Scaling of global properties of fluctuating streamwise velocities in pipe flow: Impact of the viscous term

TL;DR

This paper investigates how viscous effects influence the global scaling of streamwise velocity fluctuations in pipe flow, revealing a transition at high Reynolds numbers and introducing the concept of a 'global peak' in velocity profiles.

Contribution

It extends previous scaling analysis by incorporating viscous terms, identifying a new 'global peak' and a transition point at high Reynolds numbers, enhancing understanding of turbulence structure.

Findings

Identification of a 'global peak' in velocity fluctuations

Transition at Reynolds number around 10,000

Impact of viscous and wake terms on turbulence scaling

Abstract

We extend the procedure outlined in [Basse, "Scaling of global properties of fluctuating and mean streamwise velocities in pipe flow: Characterization of a high Reynolds number transition region," Phys.

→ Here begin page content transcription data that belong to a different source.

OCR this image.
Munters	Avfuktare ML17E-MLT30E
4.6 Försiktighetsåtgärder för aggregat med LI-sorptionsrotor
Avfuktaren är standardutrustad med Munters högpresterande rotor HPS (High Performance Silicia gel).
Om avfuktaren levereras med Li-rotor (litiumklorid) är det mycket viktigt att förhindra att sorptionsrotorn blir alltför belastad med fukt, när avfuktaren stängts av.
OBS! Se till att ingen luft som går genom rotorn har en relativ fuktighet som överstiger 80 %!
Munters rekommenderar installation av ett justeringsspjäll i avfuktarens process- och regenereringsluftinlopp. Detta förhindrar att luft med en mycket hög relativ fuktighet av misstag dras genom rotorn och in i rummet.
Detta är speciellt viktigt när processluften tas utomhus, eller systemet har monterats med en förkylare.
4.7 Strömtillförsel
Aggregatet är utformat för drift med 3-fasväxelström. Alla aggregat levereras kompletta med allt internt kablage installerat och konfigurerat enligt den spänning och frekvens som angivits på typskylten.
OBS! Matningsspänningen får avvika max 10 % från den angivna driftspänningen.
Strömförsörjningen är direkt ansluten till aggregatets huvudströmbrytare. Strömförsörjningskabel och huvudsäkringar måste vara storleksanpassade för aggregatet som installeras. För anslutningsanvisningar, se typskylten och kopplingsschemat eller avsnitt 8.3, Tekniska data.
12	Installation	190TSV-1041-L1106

Fluids Vol. 33, 065127 (2021)] to study global, i.e. radially averaged, scaling of streamwise velocity fluctuations. A viscous term is added to the log-law scaling which leads to the existence of a mathematical abstraction which we call the "global peak". The position and amplitude of this global peak are characterized and compared to the inner and outer peaks. A transition at a friction Reynolds number of order 10000 is identified. Consequences for the global peak scaling, length scales, non-zero asymptotic viscosity, turbulent energy production/dissipation and turbulence intensity scaling are appraised along with the impact of including an additional wake term.